Le GIEC2 nous a appris que ce que l’on soupçonnait s’est avéré plus grave que ce l’on entrevoyait : l’humanité est en train d’achever de détruire ses conditions de vie.

Les intérêts divergents des chefs d’État que l’on s’est attribués, et les intérêts divergents des entreprises qu’ils soutiennent tendent à détruire nos conditions vitales dans ce mince espace au-dessus de la Terre où s’est développé la vie.

Le “combat à coup de gourdins” de Goya peut être une métaphore saisissante de ce qui advient ainsi : les humains se battent entre eux sans se préoccuper des sables mouvants qui vont les engloutir.

Faute d’énergie, pouvons-nous poursuivre ces affrontements égoïstes qui nous conduisent à notre perte ?

Désormais, de façon pragmatique, j’en viens même à juger insuffisants les pires scenarios proposés par l’association Négawatt !

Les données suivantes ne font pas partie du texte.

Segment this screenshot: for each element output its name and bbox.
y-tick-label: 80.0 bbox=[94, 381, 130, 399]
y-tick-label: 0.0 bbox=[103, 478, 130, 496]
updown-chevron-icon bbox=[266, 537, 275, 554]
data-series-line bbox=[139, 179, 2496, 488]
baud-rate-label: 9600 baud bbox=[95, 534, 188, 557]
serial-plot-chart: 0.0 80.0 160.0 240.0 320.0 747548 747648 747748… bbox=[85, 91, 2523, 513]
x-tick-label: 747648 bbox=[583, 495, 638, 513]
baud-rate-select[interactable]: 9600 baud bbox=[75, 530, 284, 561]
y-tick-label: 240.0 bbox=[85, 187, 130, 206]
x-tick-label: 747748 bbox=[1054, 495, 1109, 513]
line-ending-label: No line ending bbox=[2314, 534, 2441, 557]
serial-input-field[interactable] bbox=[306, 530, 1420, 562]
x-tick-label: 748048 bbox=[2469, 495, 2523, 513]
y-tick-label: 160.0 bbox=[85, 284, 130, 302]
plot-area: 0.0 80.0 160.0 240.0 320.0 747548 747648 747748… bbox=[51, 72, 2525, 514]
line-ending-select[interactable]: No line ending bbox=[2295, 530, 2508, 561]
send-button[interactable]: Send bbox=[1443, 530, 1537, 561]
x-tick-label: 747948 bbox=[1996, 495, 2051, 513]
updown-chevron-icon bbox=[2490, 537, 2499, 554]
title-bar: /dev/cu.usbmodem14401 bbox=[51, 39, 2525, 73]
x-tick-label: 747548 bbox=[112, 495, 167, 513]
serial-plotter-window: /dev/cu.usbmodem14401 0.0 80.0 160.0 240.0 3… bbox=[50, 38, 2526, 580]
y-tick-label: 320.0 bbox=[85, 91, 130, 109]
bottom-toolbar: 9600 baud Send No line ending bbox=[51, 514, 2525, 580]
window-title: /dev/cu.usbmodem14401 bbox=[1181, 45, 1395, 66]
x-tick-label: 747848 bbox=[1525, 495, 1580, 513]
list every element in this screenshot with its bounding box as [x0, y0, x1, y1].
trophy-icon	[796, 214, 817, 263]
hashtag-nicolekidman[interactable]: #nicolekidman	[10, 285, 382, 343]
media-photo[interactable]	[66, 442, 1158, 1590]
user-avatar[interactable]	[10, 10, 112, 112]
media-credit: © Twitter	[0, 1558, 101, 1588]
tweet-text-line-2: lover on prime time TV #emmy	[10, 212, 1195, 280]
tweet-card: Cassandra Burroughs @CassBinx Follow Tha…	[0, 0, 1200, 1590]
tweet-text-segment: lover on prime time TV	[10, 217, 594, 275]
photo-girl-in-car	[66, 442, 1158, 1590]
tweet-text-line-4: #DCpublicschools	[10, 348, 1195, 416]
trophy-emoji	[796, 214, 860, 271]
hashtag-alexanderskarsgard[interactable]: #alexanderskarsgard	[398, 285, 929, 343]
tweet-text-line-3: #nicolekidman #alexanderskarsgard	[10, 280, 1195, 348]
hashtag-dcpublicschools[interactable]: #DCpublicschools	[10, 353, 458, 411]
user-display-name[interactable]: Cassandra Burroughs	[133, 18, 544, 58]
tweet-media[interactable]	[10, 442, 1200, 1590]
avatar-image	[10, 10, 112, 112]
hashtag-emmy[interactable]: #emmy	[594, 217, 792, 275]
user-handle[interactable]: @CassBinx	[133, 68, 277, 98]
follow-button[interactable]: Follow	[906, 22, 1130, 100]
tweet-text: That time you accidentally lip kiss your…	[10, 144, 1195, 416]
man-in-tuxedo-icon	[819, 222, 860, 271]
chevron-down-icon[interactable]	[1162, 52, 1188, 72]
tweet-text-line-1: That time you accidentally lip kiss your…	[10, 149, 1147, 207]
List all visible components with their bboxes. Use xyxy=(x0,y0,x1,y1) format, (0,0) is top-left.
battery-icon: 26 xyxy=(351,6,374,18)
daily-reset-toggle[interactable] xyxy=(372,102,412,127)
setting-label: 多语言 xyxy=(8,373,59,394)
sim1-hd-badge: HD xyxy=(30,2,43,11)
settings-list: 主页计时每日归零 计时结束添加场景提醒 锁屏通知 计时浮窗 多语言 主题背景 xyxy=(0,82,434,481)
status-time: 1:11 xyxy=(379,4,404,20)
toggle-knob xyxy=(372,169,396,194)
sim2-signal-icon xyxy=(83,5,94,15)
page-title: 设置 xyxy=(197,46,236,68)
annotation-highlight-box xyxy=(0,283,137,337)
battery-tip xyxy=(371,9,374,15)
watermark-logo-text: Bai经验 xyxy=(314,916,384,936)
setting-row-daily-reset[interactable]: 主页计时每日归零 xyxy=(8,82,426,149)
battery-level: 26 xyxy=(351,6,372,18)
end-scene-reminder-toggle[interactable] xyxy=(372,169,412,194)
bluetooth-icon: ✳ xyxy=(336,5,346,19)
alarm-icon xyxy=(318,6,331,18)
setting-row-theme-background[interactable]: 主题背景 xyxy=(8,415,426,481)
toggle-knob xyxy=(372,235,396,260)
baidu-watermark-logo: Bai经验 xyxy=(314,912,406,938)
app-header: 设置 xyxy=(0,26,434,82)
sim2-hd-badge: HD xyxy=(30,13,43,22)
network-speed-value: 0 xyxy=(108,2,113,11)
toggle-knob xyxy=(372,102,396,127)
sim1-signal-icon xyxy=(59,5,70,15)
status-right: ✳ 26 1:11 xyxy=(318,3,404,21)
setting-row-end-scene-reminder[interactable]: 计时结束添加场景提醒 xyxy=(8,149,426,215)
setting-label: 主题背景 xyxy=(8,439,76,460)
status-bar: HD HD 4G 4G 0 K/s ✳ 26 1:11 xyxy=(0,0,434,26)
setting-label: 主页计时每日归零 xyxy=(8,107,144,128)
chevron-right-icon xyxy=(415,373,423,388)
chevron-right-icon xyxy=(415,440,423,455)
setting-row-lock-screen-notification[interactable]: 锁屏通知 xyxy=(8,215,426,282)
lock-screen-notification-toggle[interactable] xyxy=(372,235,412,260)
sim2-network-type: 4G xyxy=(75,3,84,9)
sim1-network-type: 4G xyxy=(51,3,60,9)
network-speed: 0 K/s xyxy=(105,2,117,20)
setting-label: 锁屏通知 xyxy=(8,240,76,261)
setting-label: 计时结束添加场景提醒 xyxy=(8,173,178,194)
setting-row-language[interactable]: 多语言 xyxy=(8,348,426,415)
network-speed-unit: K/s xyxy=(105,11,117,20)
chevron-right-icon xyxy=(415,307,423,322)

Ce que nos dirigeants se refusent d'accepter, la Nature vient nous l'imposer. Contrairement aux usages qu'observe Jean-Marc Jancovici, les ressources naturelles que l'on exploite ne sont pas gratuites : ce ne sont que des emprunts forcés à la Nature pour lesquels nous n'avons pas signé de contrat. Elle s'en souvient.
Face à nos errements elle est dans son droit. Aussi inquiet que je sois, je ne puis lui en vouloir.

Il nous faut rembourser la Terre, puisque...
« Un crédit vous engage et doit être remboursé » .
À la main, puisqu'elle n'accepte pas d'autre mode de paiement.

Mais hélas, nous n'avons pas...
« Vérifié nos capacités de remboursement avant de nous engager ».


Démocritique



1 The Shift Project (abrégé « TSP » ou « le Shift ») est une association française créée en 2010 et un laboratoire d'idées qui s'est donné pour objectif l'atténuation du changement climatique et la réduction de la dépendance de l'économie aux énergies fossiles, particulièrement au pétrole.

2 Groupe d'experts intergouvernemental sur l’évolution du climat.